We Only Know So Much
Harper Perennial: 280 pp., $14.99 paper
Dysfunctional small-town families are the low-hanging fruit of American literature. You just reach out and grab a ready cast of familiar figures, give them a few meaningful quirks, then let them wrestle with the dour commonalities of modern life, from romance-less marriages to dead-end jobs to dreams that dissipate far short of a near horizon.
They are books of a type, and Elizabeth Crane has delivered one here with her debut novel, "We Only Know So Much," about an extended family living in a small Midwestern town. But the novel also breaks type, primarily through the force of Crane's voice, part omniscient narrator, part reader's confidant and part droll comedian.
Crane's ensemble is the Copeland family, four generations living under one roof. The widowed matriarch is Vivian, who at age 98 has perfected the subtle art of using words as knives and holds deep disdain for most everything that has come about since 1935. Her son, Theodore, 75, is on the losing end of a battle withParkinson's disease, though he still has a penchant for dismantling can openers and other small appliances, never to reassemble them again.
Gordon is the third generation, and his family forms the center of the novel. The Copelands ran a jewelry and optometry store in town, which became strictly an optometry shop once Theodore took over. Gordon opted out of the family business and is a midlevel manager for a regional chain of grocery stores. His wife, Jean, cares for the home and their two children, Priscilla, 19, and Otis, 9.
There are no gripping plots to follow. Rather, Crane tells us what's going on in the family members' lives, and their dreams both big and little. Gordon is a few years older than Jean, and they married after he swept the impressionable college girl off her feet with his encyclopedic knowledge of everything from cooking to far-flung destinations. As their marriage matured, Jean realized that the man she had once found dazzling was an irritating know-it-all. She suffers in silence, but also finds the missing spark of romance in a man from her book club, who in short order hangs himself just before their weekly tryst (she finds the body).
Grief and guilt nearly immobilize Jean, but Gordon, with whom she hasn't had sex for longer than either can remember, doesn't notice. He has his own existential crisis to navigate after he fails, while waiting in line at a deli counter, to recognize a former lover from his own college days, a glitch he is sure means he is losing the memory he so cherishes.

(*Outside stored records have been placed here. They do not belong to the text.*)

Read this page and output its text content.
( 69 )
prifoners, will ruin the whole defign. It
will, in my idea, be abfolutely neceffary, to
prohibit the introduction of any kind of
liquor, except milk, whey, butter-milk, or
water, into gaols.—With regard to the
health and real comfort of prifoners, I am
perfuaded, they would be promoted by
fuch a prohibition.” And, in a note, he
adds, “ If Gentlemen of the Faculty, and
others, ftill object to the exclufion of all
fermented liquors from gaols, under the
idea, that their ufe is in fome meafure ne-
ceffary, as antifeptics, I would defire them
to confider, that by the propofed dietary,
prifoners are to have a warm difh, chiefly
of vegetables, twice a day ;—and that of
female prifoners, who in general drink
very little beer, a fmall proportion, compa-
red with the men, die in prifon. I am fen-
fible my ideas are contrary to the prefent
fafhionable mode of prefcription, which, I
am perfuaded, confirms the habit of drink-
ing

Daughter Priscilla is oblivious to everything except her own shallow life. An airhead community college student with a streak of nastiness, she's convinced she's destined for celebrity as a reality TV show figure. Only Otis, who is wrestling with his first romantic crush, senses the shifts underway in his family, but he's too young to understand the subtext of his mother's ramblings about the dead lover.
As the novel progresses through a few months in the life of the Copeland family, Crane is right there, narrating it all with an engaging, omniscient voice that occasionally jumps off track with first-person plural asides to the reader, as when she talks about Gordon taking some online quizzes that suggest he's not the person he thinks he is, planting a seed of doubt. "Let's see if he reaps it," Crane writes.
Crane is at her best in describing the young love of Otis, and in her depiction of Jean as a long-suffering wife who can't really figure out why she's suffering. For obvious reasons, she can't fully share her grief over the suicide of her lover, one's usual port of solace, which makes her isolation nearly absolute. Seeking an outlet, she attends a grief-counseling group and makes up a story about the death of her husband, rather than her lover. Though the scene rings a bit hollow — in a small town, such lies are easily found out — the scene is also poignant. Subconsciously, she's choosing her dead lover over her husband.
We think. As the title says, we know only so much, an observation that applies to what Crane tells us of the Copelands and their lives, but also what the Copelands understand about each other, and themselves, making this a wry evocation of modern life, at once familiar but also revelatory.